Fair Clustering with Minimum Representation Constraints
This addresses fairness in clustering for applications like electoral districts or playlists, where groups need representation to benefit, though it is incremental as it builds on existing clustering methods with added constraints.
The paper tackles the problem of ensuring each demographic group achieves a minimum representation in at least a specified number of clusters in k-means and k-medians clustering, proposing the MiniReL algorithm that yields fair clusters without increasing clustering cost on benchmark datasets.
Clustering is a well-studied unsupervised learning task that aims to partition data points into a number of clusters. In many applications, these clusters correspond to real-world constructs (e.g., electoral districts, playlists, TV channels), where a group (e.g., social or demographic) benefits only if it reaches a minimum level of representation in the cluster (e.g., 50% to elect their preferred candidate).
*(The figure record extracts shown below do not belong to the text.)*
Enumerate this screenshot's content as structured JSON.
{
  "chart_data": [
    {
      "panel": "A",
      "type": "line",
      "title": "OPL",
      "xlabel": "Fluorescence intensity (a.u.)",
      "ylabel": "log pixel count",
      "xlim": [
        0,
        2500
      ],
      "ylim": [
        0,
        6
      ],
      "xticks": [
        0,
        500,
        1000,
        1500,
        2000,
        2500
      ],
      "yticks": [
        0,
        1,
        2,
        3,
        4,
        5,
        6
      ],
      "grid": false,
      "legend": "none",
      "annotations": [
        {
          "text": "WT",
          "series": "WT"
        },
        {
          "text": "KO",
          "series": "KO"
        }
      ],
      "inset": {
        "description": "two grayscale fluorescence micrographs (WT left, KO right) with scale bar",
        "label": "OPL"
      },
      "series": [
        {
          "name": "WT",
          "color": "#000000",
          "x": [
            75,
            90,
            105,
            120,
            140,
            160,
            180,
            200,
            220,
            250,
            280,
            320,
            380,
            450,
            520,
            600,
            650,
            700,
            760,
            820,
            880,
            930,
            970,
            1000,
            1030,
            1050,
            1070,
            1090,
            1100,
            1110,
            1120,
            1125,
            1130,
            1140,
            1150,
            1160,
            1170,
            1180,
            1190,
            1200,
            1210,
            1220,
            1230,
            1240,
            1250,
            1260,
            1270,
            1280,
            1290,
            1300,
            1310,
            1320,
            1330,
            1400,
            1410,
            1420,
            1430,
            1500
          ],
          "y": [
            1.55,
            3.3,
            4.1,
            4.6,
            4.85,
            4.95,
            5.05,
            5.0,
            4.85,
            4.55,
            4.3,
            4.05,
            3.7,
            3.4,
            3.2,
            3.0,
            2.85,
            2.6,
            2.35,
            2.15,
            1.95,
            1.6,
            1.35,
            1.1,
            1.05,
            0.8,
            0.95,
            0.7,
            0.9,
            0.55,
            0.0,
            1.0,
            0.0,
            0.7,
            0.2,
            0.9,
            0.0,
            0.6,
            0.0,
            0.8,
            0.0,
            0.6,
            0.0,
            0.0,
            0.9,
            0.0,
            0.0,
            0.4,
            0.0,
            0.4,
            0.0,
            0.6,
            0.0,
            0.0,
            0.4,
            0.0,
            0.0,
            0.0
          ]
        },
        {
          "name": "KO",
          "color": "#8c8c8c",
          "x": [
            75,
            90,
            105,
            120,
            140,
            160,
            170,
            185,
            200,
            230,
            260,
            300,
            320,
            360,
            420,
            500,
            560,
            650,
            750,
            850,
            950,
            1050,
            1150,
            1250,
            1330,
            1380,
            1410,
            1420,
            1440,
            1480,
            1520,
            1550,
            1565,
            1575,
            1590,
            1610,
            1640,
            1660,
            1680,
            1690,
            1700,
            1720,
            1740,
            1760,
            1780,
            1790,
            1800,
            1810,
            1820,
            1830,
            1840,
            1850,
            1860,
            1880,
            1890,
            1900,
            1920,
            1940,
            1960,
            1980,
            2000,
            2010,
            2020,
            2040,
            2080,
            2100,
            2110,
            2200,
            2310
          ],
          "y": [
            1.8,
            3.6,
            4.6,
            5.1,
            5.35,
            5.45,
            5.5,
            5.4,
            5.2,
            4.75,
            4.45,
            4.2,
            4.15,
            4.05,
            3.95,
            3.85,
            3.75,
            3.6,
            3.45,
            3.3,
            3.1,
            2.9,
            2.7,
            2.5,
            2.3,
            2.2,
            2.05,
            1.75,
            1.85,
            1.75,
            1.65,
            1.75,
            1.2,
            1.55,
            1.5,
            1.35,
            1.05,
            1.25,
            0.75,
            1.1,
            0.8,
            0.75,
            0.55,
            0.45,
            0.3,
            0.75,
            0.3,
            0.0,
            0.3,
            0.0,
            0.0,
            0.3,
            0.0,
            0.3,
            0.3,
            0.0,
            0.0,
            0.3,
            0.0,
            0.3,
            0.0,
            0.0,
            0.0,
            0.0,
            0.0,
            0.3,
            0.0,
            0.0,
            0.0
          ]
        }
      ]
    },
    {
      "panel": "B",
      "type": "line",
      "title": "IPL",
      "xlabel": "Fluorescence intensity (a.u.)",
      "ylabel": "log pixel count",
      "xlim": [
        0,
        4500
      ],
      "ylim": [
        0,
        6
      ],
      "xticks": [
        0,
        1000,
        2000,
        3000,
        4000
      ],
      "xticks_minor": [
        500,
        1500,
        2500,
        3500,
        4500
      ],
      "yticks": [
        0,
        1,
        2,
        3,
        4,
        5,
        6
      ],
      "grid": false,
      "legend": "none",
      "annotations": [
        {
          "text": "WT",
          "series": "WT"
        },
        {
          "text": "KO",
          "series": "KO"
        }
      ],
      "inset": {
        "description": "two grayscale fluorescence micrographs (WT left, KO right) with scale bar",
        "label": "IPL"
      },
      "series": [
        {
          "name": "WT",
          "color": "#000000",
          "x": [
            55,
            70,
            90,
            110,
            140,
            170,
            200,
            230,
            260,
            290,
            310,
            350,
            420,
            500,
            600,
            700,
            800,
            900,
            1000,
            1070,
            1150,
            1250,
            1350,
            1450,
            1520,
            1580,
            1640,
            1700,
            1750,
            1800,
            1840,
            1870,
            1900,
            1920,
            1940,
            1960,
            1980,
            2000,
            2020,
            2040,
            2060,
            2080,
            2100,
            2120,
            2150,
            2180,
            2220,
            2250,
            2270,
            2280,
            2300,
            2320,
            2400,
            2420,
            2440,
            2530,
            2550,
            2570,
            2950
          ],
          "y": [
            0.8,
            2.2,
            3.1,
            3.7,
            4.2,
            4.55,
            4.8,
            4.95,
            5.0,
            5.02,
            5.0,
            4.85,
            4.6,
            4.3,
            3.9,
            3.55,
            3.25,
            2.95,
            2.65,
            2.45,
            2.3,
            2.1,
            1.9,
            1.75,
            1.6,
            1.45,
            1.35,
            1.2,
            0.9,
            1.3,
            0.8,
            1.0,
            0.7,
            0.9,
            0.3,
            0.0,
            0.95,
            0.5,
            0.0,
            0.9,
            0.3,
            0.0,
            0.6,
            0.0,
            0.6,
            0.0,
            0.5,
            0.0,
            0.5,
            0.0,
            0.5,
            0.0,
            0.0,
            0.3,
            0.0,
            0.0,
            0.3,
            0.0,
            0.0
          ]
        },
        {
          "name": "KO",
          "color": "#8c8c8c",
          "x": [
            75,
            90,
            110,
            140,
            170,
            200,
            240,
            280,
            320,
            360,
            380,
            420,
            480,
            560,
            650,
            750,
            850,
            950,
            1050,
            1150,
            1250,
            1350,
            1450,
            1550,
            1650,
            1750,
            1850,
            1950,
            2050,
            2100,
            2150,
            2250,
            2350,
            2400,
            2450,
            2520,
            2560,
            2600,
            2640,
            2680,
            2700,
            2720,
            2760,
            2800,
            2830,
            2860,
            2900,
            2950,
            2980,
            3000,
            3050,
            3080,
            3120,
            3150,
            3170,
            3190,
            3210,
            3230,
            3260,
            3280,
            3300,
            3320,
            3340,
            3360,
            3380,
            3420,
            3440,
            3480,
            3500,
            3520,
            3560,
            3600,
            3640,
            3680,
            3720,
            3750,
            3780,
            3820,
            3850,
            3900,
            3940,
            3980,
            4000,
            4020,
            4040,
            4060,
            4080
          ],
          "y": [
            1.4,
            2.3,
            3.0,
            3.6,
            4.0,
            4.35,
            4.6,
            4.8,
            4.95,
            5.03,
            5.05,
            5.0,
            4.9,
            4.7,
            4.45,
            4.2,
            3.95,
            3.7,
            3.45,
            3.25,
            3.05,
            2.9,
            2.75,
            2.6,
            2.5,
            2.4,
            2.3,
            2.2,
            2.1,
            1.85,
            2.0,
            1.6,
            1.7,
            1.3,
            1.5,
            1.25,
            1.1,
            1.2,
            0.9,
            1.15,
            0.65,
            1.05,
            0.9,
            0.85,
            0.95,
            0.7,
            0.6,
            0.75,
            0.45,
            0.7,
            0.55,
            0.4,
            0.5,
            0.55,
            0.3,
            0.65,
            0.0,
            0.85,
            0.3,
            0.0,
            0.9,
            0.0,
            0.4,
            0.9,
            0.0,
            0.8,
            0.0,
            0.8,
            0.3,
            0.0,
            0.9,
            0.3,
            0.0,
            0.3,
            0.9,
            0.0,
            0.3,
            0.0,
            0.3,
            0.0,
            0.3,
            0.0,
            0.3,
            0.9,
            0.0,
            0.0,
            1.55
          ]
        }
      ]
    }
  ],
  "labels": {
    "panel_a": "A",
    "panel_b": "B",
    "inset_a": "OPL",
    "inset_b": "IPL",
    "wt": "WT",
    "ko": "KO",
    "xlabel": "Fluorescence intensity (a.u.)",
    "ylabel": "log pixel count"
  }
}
In this paper, we study the k-means and k-medians clustering problems under the additional fairness constraint that each group must attain a minimum level of representation in at least a specified number of clusters. We formulate this problem as a mixed-integer (nonlinear) optimization problem and propose an alternating minimization algorithm, called MiniReL, to solve it. Although incorporating fairness constraints results in an NP-hard assignment problem within the MiniReL algorithm, we present several heuristic strategies that make the approach practical even for large datasets. Numerical results demonstrate that our method yields fair clusters without increasing clustering cost across standard benchmark datasets.